Его мысли то и дело возвращались к частице монады, которая была изъята, запечатана в склянку из уранового стекла и теперь находилась где-то в хранилище Начальства. Эту рутинную процедуру по подчинению легких духов иногда сравнивали с удалением когтей и клыков у цирковых зверей, однако тут все было сложнее. Разделенные части тянуло друг к другу, и тот, кто владел склянкой, владел и монадой: мог в любое время вызвать ее в телесную оболочку, перемещать из одного кадавра в другого при должной сноровке — для этого, разумеется, требовалось обучение — и, если между ним и духом установлена достаточно прочная психическая связь, мог отдавать ему разнообразные приказы. Даже покинув свою тюрьму из плоти, монада была не в состоянии вернуться в мир духов, пока часть ее остается в мире людей. Как рассказывал господин Канегисер, такому калечному духу оставалось лишь влачить жалкое бестелесное существование рядом с тем местом, где хранилась склянка. «Как бабочка на булавке, пригвожденная к листу бумаги с латинским названием, лишенная самой своей летучей сути и внесенная в определитель», — думал он и сердился: почему опять бабочки…

Ему долгое время было неловко расспрашивать ее о перенесенной операции, в которой чудилось что-то очень личное и унизительное. Но как-то, во время ни к чему не обязывающей беседы, он все-таки не выдержал и поинтересовался, ощущает ли она какие-то последствия изъятия частицы.

— Да, — теребя краешек газеты, ответила она. — Представьте, что из вашего нутра вырвали что-то важное… То, что стучит, — оно важное?

— Это сердце, без него нет жизни.

— Представьте, что у вас вырвали сердце… и где-то там оно продолжает болеть. — Она помолчала, гладя кончиком пальца портрет красавицы в шляпке. — Я… я Матильда. Вы сами сказали. Она жива — и я жива. Но это уже не жизнь. Без красоты и без будущего. Я — Матильда.

— Матильда, — повторил он и окинул ее внимательным взглядом, как будто примеряя.

В отчетной беседе он с плохо скрываемой радостью сообщил господину Канегисеру, что психическая связь, несомненно, установлена.

— Кажется, моя монада… — начал он и осекся, сам пораженный случайно проскочившим притяжательным: моя монада, моя подопечная, моя раба. — Она… она выбрала имя.

— Великолепно. Самое время вывести ее в свет. — И господин Канегисер указал на вечернюю улицу, по которой прогуливались пары и зеленщик катил свою тележку.

«Вы спятили», — чуть не ответил Хозяин, но вовремя успел прикусить кончик языка.

***

Со стороны это, должно быть, выглядело забавно: трое молчаливых мужчин самого серьезного и даже угрюмого вида вели по улице девочку в коротком пальто и тупоносых туфельках. Справа от Матильды шел он, слева — господин Канегисер, а замыкал шествие помощник Иеремия. Трудно было представить себе прогулку более унылую, чем их хождение осторожно расширяющимися кругами вокруг здания конторы. Но Матильду она привела в восторг. Придерживая свою шляпку с розовой лентой, она вертела головой по сторонам и постоянно останавливалась, восхищенно пожирая глазами то дерево, то собачку, то само солнце — и тогда слезы ручьями бежали по ее пылающим щекам.
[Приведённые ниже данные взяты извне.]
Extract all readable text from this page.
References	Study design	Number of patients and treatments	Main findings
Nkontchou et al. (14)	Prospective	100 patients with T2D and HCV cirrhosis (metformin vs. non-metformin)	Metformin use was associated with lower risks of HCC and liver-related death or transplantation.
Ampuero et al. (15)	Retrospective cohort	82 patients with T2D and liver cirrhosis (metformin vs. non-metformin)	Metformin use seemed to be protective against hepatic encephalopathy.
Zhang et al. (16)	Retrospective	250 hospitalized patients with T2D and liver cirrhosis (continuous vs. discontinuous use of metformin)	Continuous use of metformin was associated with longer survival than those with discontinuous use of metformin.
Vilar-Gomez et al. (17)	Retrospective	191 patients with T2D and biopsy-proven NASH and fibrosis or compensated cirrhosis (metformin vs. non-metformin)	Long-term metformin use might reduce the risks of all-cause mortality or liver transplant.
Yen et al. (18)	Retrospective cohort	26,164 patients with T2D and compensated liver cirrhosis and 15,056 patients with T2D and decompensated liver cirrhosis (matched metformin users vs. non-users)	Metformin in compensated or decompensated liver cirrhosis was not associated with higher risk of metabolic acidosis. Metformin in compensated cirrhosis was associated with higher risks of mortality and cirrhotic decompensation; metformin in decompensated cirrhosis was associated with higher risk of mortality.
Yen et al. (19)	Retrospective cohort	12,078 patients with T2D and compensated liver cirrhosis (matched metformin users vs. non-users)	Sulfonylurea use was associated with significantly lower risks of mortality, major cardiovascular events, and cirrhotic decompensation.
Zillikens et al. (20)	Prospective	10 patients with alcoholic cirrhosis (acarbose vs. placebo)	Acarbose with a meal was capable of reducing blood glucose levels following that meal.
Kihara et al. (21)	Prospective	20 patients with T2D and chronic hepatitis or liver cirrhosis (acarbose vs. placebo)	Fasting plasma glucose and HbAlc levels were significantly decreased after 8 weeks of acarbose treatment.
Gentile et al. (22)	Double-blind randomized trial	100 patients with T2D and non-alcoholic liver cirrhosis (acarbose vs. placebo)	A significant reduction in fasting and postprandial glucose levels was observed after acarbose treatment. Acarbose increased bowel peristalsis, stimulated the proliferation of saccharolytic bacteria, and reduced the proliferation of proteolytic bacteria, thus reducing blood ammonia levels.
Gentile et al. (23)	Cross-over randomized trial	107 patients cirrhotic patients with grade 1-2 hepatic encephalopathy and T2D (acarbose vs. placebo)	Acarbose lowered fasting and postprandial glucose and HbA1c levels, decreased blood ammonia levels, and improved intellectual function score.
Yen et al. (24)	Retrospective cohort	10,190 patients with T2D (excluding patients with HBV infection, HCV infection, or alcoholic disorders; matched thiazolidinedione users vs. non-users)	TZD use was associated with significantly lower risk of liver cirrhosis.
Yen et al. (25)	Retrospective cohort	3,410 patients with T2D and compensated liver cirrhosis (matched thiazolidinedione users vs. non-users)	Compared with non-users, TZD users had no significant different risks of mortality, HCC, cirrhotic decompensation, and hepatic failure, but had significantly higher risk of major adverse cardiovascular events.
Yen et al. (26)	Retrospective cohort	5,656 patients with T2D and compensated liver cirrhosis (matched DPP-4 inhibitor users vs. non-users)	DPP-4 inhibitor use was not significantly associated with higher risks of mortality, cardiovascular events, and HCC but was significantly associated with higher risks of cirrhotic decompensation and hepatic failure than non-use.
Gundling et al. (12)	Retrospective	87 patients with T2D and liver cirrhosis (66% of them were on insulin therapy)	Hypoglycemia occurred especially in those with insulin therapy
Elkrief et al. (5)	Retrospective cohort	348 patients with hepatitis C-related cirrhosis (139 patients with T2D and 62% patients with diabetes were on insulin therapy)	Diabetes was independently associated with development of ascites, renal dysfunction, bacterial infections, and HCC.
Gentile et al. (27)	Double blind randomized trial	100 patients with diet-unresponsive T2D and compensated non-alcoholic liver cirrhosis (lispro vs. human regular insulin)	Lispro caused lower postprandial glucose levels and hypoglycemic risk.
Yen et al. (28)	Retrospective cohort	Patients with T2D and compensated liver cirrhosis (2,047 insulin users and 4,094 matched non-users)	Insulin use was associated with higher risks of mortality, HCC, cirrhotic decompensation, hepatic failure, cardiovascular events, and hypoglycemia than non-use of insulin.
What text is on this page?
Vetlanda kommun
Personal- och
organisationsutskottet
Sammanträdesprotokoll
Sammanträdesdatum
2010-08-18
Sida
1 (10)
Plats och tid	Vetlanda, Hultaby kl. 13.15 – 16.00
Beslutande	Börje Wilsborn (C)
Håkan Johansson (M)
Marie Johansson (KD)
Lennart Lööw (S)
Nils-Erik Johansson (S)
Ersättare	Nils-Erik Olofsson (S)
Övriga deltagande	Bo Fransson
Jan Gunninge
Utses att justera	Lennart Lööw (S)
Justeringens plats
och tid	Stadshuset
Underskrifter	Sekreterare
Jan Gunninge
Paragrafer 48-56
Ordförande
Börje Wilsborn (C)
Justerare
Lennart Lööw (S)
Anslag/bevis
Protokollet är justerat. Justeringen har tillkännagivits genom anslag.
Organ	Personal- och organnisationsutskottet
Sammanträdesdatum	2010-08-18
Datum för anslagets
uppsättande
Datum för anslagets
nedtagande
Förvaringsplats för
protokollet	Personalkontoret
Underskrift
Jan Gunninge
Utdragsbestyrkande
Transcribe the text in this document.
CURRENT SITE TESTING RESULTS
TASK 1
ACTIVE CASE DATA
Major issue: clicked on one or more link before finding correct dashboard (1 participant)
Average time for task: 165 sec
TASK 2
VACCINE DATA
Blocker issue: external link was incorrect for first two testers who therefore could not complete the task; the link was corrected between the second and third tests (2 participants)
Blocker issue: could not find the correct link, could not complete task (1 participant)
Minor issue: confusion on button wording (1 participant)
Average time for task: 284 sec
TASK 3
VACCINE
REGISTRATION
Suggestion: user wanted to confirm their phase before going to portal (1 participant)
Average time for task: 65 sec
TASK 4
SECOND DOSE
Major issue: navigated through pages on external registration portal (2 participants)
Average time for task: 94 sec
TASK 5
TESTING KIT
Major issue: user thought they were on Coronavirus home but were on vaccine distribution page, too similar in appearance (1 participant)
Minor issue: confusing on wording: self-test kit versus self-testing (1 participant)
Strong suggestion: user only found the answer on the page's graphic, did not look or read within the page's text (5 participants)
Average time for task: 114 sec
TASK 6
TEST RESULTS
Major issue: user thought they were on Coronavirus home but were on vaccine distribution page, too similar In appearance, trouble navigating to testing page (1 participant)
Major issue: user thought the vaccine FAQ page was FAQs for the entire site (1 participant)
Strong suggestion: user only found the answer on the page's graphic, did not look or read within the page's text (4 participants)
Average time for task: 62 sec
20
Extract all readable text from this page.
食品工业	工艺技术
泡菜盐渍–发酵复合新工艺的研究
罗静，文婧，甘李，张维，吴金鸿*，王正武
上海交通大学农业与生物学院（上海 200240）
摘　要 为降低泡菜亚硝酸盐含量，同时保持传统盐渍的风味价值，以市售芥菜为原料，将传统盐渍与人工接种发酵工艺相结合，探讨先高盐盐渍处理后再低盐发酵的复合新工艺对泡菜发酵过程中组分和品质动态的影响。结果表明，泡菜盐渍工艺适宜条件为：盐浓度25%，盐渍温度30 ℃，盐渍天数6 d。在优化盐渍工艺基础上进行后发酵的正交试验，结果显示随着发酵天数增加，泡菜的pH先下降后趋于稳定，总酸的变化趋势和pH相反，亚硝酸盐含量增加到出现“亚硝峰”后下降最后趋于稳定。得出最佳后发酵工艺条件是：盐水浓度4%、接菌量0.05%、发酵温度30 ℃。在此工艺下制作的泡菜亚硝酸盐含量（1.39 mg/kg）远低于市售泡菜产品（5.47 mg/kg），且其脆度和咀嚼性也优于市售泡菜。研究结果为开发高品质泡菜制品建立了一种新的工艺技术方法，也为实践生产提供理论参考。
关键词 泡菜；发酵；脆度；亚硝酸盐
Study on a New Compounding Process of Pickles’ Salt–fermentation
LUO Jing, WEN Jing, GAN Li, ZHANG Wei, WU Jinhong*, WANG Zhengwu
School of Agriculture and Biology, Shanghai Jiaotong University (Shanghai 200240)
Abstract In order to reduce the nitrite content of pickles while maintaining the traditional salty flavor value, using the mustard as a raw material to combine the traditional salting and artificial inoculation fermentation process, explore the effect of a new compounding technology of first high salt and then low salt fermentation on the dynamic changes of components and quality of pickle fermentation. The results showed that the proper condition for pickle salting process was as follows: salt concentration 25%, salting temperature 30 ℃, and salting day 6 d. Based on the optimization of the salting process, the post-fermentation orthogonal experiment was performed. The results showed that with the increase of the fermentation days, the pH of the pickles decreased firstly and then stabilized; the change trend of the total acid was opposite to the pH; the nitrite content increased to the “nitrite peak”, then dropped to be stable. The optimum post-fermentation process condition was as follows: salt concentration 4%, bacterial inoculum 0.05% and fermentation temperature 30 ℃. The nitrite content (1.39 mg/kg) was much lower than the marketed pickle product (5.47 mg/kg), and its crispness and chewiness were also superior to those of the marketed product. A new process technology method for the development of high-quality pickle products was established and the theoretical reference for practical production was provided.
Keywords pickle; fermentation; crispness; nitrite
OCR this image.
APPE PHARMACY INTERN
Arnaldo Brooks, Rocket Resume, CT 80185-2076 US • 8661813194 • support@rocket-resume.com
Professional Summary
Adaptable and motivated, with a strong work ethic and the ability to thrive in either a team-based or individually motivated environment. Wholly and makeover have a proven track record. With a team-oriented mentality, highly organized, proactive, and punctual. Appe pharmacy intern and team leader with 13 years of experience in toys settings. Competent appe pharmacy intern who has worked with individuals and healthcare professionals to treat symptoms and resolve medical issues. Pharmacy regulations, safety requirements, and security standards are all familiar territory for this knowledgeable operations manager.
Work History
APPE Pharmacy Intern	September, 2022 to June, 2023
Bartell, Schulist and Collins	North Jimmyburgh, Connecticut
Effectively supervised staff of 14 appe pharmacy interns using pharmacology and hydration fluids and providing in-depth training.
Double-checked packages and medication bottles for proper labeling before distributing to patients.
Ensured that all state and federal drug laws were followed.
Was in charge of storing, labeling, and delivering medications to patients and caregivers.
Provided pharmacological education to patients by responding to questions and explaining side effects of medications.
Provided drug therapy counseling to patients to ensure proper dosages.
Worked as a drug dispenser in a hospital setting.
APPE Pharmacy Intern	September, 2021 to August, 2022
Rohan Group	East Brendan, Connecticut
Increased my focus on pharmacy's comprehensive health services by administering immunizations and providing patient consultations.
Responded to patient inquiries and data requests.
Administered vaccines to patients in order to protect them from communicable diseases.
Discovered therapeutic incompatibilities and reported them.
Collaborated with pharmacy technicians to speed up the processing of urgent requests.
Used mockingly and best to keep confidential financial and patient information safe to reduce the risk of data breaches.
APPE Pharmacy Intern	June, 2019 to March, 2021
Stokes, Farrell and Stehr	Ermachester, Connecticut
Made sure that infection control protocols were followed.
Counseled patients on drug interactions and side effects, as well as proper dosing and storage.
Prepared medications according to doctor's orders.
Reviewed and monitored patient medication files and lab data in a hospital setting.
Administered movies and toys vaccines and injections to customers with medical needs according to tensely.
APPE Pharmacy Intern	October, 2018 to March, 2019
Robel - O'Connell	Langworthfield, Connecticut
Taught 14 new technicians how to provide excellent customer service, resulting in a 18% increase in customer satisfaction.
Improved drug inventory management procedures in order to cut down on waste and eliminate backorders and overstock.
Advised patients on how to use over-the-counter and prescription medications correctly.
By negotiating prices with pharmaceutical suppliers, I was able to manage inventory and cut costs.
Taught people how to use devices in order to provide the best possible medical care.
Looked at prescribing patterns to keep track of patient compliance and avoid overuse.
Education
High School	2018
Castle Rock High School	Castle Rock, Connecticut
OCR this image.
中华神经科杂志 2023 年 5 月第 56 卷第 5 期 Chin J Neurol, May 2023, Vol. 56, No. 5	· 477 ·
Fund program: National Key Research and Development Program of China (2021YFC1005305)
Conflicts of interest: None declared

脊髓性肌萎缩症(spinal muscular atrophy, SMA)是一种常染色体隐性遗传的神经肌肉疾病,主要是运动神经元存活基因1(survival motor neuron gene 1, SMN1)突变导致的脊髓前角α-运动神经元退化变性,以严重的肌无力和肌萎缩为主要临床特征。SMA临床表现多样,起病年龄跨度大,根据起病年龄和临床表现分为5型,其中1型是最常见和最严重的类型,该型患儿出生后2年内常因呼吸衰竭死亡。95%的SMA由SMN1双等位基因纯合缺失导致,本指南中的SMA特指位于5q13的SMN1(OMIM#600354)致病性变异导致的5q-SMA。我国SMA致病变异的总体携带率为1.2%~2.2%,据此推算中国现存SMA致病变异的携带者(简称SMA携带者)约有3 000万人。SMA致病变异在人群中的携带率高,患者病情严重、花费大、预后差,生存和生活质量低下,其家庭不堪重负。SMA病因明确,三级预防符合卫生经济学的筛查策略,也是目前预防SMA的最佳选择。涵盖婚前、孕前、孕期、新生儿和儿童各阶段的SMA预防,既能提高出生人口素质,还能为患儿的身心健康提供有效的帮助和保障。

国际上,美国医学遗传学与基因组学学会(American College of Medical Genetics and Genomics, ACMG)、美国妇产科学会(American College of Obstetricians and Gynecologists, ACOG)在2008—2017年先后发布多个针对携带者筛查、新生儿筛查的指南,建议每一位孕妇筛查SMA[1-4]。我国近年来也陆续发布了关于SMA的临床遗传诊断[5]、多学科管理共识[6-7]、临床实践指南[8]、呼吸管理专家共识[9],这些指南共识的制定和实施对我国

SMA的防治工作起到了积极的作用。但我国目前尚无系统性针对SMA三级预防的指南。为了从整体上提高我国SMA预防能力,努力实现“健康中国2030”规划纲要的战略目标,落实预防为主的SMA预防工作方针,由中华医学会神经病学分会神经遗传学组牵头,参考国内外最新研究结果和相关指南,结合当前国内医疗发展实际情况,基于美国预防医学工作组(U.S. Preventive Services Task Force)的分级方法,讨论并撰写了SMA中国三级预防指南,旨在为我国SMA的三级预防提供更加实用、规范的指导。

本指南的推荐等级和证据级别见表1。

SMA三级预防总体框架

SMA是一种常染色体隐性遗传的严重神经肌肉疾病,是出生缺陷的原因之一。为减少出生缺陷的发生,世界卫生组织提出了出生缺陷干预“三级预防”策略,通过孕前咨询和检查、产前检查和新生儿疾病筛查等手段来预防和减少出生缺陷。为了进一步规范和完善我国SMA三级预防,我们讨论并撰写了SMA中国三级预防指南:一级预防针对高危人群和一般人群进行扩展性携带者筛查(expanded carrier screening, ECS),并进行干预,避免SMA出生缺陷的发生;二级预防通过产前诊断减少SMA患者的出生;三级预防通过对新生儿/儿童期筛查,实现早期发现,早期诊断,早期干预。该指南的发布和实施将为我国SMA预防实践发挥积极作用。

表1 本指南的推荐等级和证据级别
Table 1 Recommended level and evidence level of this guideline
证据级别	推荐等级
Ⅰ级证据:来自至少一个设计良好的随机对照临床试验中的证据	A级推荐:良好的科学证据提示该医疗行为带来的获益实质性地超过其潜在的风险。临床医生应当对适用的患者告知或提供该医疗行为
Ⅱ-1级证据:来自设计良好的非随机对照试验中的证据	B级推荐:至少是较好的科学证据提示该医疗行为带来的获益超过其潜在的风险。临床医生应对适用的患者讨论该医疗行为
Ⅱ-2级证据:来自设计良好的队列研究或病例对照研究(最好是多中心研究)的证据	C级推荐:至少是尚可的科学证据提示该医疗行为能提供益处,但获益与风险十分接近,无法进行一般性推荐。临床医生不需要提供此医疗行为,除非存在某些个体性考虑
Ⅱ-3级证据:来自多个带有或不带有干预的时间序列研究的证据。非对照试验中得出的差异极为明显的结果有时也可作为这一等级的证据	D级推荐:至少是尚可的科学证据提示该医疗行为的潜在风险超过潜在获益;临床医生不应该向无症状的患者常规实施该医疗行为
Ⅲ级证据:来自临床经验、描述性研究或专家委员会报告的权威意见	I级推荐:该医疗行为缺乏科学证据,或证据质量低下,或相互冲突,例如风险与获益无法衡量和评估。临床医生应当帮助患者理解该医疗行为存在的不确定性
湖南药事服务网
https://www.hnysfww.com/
Чем дальше они отходили от конторы, тем больше оживала Матильда — и он, поначалу объяснявший это благотворностью свежего воздуха и новых впечатлений для всякого существа, вспомнил слова господина Канегисера о том, чем питаются монады. Мясник в грязном фартуке, белокурая дама, ведущая за руку мальчика в берете, умильная пожилая пара, мопс, которого они выгуливают, — от каждого Матильда отщипывала понемногу, становясь живее и веселее. Vis vitalis[2], аристотелевы энтелехии, прана индийских йогов, магнетические флюиды Месмера или, если совсем по-простому, жизненные силы материальных существ — вот что было теми молочными реками и кисельными берегами, которые манили легких и тяжелых духов в этот безумный расколотый мир.